Dear R.R.: A catheter (that’s just a name for a tube inserted in the body) measures blood pressure directly. When people are in the operating room or in the intensive care unit, a catheter often is placed in the artery to give instant, direct measurements of the blood pressure. Several studies have shown that these are more accurate than noninvasive blood pressure measurements, especially in people with very low blood pressure.
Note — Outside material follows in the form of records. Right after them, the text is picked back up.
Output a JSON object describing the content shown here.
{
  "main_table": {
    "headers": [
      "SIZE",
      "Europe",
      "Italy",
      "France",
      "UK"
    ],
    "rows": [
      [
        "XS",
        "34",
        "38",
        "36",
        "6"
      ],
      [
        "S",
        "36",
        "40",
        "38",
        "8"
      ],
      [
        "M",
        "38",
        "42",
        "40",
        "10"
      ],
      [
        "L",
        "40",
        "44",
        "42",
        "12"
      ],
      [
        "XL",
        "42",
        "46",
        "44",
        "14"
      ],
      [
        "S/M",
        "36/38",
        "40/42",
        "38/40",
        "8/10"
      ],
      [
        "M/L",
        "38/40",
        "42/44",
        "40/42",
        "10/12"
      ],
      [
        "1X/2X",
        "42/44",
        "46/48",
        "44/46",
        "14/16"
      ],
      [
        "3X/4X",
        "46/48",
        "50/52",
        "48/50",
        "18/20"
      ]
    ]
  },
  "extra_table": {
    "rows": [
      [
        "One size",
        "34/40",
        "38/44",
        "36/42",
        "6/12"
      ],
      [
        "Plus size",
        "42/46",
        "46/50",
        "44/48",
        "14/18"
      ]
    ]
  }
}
Cuff measurements can be higher than catheter measurements in people who have stiff blood vessels with calcium in them. These do not compress properly under the pressure of a cuff, so blood will still go through even with immensely high cuff pressures. In those people, only a catheter is accurate.

Unfortunately, even arterial catheters sometimes can be inaccurate. Bubbles in the system, blood clotting and kinks in the catheter all can lead to abnormal results. However, a difference of 30 to 40 points higher on a catheter than a cuff is beyond my experience.
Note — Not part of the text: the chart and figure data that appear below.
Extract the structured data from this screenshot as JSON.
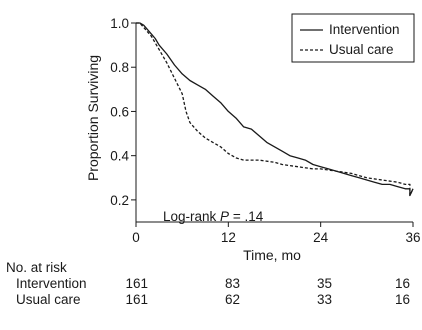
{
  "chart_data": {
    "type": "line",
    "xlabel": "Time, mo",
    "ylabel": "Proportion Surviving",
    "xlim": [
      0,
      36
    ],
    "ylim": [
      0.1,
      1.0
    ],
    "x_ticks": [
      "0",
      "12",
      "24",
      "36"
    ],
    "y_ticks": [
      "1.0",
      "0.8",
      "0.6",
      "0.4",
      "0.2"
    ],
    "annotation": "Log-rank P = .14",
    "legend": {
      "placement": "top-right",
      "entries": [
        "Intervention",
        "Usual care"
      ]
    },
    "series": [
      {
        "name": "Intervention",
        "style": "solid",
        "points": [
          [
            0,
            1.0
          ],
          [
            0.5,
            1.0
          ],
          [
            1,
            0.99
          ],
          [
            1.5,
            0.97
          ],
          [
            2,
            0.95
          ],
          [
            2.5,
            0.93
          ],
          [
            3,
            0.9
          ],
          [
            4,
            0.86
          ],
          [
            5,
            0.81
          ],
          [
            6,
            0.77
          ],
          [
            7,
            0.74
          ],
          [
            8,
            0.72
          ],
          [
            9,
            0.7
          ],
          [
            10,
            0.67
          ],
          [
            11,
            0.64
          ],
          [
            12,
            0.6
          ],
          [
            13,
            0.57
          ],
          [
            14,
            0.53
          ],
          [
            15,
            0.52
          ],
          [
            16,
            0.49
          ],
          [
            17,
            0.46
          ],
          [
            18,
            0.44
          ],
          [
            19,
            0.42
          ],
          [
            20,
            0.4
          ],
          [
            21,
            0.39
          ],
          [
            22,
            0.38
          ],
          [
            23,
            0.36
          ],
          [
            24,
            0.35
          ],
          [
            25,
            0.34
          ],
          [
            26,
            0.33
          ],
          [
            27,
            0.32
          ],
          [
            28,
            0.31
          ],
          [
            29,
            0.3
          ],
          [
            30,
            0.29
          ],
          [
            31,
            0.28
          ],
          [
            32,
            0.27
          ],
          [
            33,
            0.27
          ],
          [
            34,
            0.26
          ],
          [
            35,
            0.25
          ],
          [
            35.6,
            0.25
          ],
          [
            35.6,
            0.22
          ],
          [
            36,
            0.25
          ]
        ]
      },
      {
        "name": "Usual care",
        "style": "dashed",
        "points": [
          [
            0,
            1.0
          ],
          [
            0.5,
            1.0
          ],
          [
            1,
            0.98
          ],
          [
            1.5,
            0.96
          ],
          [
            2,
            0.94
          ],
          [
            2.5,
            0.91
          ],
          [
            3,
            0.88
          ],
          [
            4,
            0.82
          ],
          [
            5,
            0.75
          ],
          [
            6,
            0.68
          ],
          [
            6.5,
            0.6
          ],
          [
            7,
            0.55
          ],
          [
            8,
            0.51
          ],
          [
            9,
            0.48
          ],
          [
            10,
            0.46
          ],
          [
            11,
            0.44
          ],
          [
            12,
            0.41
          ],
          [
            13,
            0.39
          ],
          [
            14,
            0.38
          ],
          [
            16,
            0.38
          ],
          [
            18,
            0.37
          ],
          [
            19,
            0.36
          ],
          [
            21,
            0.35
          ],
          [
            23,
            0.34
          ],
          [
            24,
            0.34
          ],
          [
            26,
            0.33
          ],
          [
            28,
            0.32
          ],
          [
            30,
            0.3
          ],
          [
            32,
            0.29
          ],
          [
            34,
            0.28
          ],
          [
            35,
            0.27
          ],
          [
            35.6,
            0.27
          ],
          [
            35.6,
            0.22
          ],
          [
            36,
            0.25
          ]
        ]
      }
    ]
  },
  "risk_table": {
    "title": "No. at risk",
    "columns": [
      "0",
      "12",
      "24",
      "36"
    ],
    "rows": [
      {
        "label": "Intervention",
        "values": [
          "161",
          "83",
          "35",
          "16"
        ]
      },
      {
        "label": "Usual care",
        "values": [
          "161",
          "62",
          "33",
          "16"
        ]
      }
    ]
  }
}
I suspect a technical error, either in the measurement via arterial catheter or (more likely) via the cuff.

Errors in measuring the blood pressure by cuff can come from several mistakes. The size of the cuff needs to be appropriate for the arm: Too small and too large cuffs will be inaccurate. The cuff should be at the level of the heart, and the arm relaxed. The cuff must be deflated at a precise rate, often slower than I see done. Still, an error of 30 to 40 points is surprisingly large.

Blood pressure guidelines are based entirely on cuff measurements, but there usually is not a big difference between them and arterial catheter readings.

Dear Dr. Roach: I was diagnosed with osteoma cutis. Any information on this condition would be appreciated. I have been told it is bone fragments that grow beneath the skin. It is my face that is affected.

R.I.

Dear R.I.: Osteoma cutis is a rare condition (I’ve never seen a case) where pieces of bone form in the skin. They can be minute to moderately sized, and the condition often is seen in combination with a hereditary syndrome, such as Albright’s hereditary osteodystrophy or Gardner syndrome (with colon polyps).

The face seems to be a common site of involvement, possibly in association with acne, sunburn or a cosmetic procedure like dermabrasion.

It is surprising to me that the fragments under the skin are indeed bone, confirmed by microscopic evaluation, rather than calcifications, which happen in many other conditions.

Fortunately, abnormal bone growth leading to bone cancer has not been reported with this condition.

Osteoma cutis usually is treated surgically to make the diagnosis (although the diagnosis also can be made by X-ray) or for painful lesions. Successful treatment with laser also has been reported.